Steven Matainaho, Acting Secretary at PNG’s Department of Communication and Information Technology, says the new bill was prompted by the surge in electronic activity triggered by the pandemic lockdown. But the aim is to go further.
‘Authentication is the key. Anyone can just sign or slap on a picture of a signature on a document but you need elements that can be legally binding in a court of law’
‘We are looking at two perspectives: one is the COVID-19 response but also from an economic perspective there is a lot of cost-saving measures that can be achieved from that bill,’ Matainaho tells Business Advantage PNG.
‘The original intent was to facilitate a legal framework for transactions to be made, particularly with overseas businesses – and also local – and to legitimise a framework for electronic signatures. So the initial intent was to facilitate trade economically but the implication is wider.’
Electronic signatures form a large part of the bill because they are an important part of security: trusting whom the transaction is from and that they are legally liable if something should go wrong.
‘Authentication is the key. Anyone can just sign or slap on a picture of a signature on a document but you need elements that can be legally binding in a court of law,’ Matainaho says.
The draft Electronic Transactions Act is available for viewing, with feedback being handled by NICTA. Matainaho expects the final draft to be put to parliament at the next sitting in August.
Beyond just ecommerce
Matainaho agrees that the timing of the bill means that the government can stay ahead of the changes in the digital environment.

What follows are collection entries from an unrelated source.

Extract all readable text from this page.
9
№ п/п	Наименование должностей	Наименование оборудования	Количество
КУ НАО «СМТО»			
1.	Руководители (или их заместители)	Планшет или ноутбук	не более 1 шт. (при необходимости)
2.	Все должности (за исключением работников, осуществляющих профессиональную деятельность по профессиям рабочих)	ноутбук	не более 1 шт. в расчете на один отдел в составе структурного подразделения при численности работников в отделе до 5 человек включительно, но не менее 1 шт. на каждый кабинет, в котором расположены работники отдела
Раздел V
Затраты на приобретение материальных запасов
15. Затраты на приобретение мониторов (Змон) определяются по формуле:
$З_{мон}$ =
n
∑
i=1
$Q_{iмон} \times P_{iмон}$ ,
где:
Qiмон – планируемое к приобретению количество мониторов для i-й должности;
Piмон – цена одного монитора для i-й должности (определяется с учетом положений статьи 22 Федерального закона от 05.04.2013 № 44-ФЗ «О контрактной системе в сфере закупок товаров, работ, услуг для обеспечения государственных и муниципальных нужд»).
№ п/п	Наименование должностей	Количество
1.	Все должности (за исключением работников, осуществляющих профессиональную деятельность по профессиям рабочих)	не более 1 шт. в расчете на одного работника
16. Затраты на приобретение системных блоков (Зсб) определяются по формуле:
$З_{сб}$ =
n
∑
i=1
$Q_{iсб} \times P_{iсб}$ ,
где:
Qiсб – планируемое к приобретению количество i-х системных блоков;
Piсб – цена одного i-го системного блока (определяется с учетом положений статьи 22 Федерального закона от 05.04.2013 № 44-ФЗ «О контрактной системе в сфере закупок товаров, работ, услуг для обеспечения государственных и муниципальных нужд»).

‘The Electronic Transactions Act is helping to trigger a look at the larger framework; this bill works within the framework of what we are calling the PNG Digital Transformation Policy and Bill,’ he says. ‘We are also seeking direction from cabinet to commence drafting of the Digital Transformation Bill – looking at electronic data management; both mandating entities to collect electronically and as well as issues of security and standards.’
‘We are looking at SMEs, we are looking at foreign investment, so there is an authentic framework that will build trust.’
The bill does not simply facilitate trade, it looks more broadly at online correspondence, electronic letters and how businesses and governments conduct themselves in a digital environment.
The hope is that, by providing a strong legal framework for doing digital business in Papua New Guinea, it will help build trust internationally as well as give a leg-up to local business to reach out beyond the borders of PNG.
‘Just by looking at the bill, the opportunities need to be unpacked. We are looking at SMEs, we are looking at foreign investment, [to provide an] authentic framework that will build trust so that foreign businesses can operate within PNG and vice versa.’